The angel had told the shepherds that in ‘the city of David’ they would find the baby ‘wrapped in cloths and lying in a manger’, and when the angels disappeared back into heaven, the shepherds felt inspired to see for themselves. Whether it was just curiosity that initially motivated them, or real awareness of the uniqueness of the event, something compelled them to leave their sheep on the hillside and to head for Bethlehem. They were then further compelled excitedly to spread the word of what they had witnessed, to the amazement of all who heard them. The experience drew the shepherds into praise and worship, and sent them back rejoicing to their flocks (Luke 2:20).
We are so accustomed to the Christmas story, so used to seeing children with tea-towels on their heads acting out the parts of Joseph and the shepherds, that we can miss the significance of this entire narrative - that it is the account of God entering our time and space as a helpless baby. The Jews knew to expect a saviour, but in their minds he would be a great military leader who would release them from the domination of Rome. In fact, the saviour was to be much greater than that, although he would not come with visible power and glory.

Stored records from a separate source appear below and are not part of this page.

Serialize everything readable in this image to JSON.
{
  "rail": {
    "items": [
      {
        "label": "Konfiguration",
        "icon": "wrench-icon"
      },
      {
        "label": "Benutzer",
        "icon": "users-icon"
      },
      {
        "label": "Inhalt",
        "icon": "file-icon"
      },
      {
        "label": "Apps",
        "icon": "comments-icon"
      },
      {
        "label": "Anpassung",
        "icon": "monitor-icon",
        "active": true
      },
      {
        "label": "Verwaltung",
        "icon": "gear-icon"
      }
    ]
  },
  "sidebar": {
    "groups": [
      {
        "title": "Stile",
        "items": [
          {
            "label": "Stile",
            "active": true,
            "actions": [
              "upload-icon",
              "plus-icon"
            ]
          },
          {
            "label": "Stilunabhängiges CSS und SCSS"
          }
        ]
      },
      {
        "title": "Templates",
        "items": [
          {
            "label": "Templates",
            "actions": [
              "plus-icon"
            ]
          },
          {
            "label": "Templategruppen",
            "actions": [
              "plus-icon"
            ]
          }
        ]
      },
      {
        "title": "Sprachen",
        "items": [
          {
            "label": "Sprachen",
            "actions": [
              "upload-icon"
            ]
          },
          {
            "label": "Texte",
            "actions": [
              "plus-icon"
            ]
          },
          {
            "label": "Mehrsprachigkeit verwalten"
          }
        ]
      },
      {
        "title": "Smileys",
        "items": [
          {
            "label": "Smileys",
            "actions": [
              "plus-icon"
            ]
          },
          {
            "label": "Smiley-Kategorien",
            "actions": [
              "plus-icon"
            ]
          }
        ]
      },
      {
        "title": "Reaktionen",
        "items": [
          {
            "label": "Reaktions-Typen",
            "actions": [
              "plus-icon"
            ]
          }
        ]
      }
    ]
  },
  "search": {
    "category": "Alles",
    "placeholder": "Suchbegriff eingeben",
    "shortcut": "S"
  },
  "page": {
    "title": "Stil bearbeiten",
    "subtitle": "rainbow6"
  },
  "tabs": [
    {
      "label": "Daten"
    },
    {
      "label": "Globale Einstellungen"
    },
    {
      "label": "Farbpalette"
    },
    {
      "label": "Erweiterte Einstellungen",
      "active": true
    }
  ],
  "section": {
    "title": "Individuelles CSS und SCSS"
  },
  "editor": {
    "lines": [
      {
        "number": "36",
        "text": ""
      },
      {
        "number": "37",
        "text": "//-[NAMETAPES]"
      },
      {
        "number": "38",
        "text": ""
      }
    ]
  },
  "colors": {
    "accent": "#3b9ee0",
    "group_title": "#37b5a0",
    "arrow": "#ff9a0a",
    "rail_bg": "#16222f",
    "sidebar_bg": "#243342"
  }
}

In a letter that we do not often associate with Christmas, the apostle Paul writes ,that it was the ‘the kindness and love of God our Saviour’ that was made manifest in Jesus (Titus 3:4). Jesus came to teach us about God, to demonstrate God’s love, to heal the sick, but principally he came to save us. The Jews knew about seeking God’s favour by keeping his law, but Jesus came to offer God’s favour freely. Salvation does not come to individuals ‘because of righteous things’ that they do, but because of ‘his mercy’ (3:5). God’s grace – God’s Riches At Christ’s Expense – is ‘poured out generously through Jesus Christ’ so that we become heirs with the hope of eternal life (3:6-7).
It must have been ‘the kindness and love of God our Saviour’ that the shepherds perceived in the face of a sleeping infant and that so inspired their praise and adoration. We also have to look beyond the traditional trappings of Christmas to perceive the God of grace reaching out to every man and woman with the offer of salvation.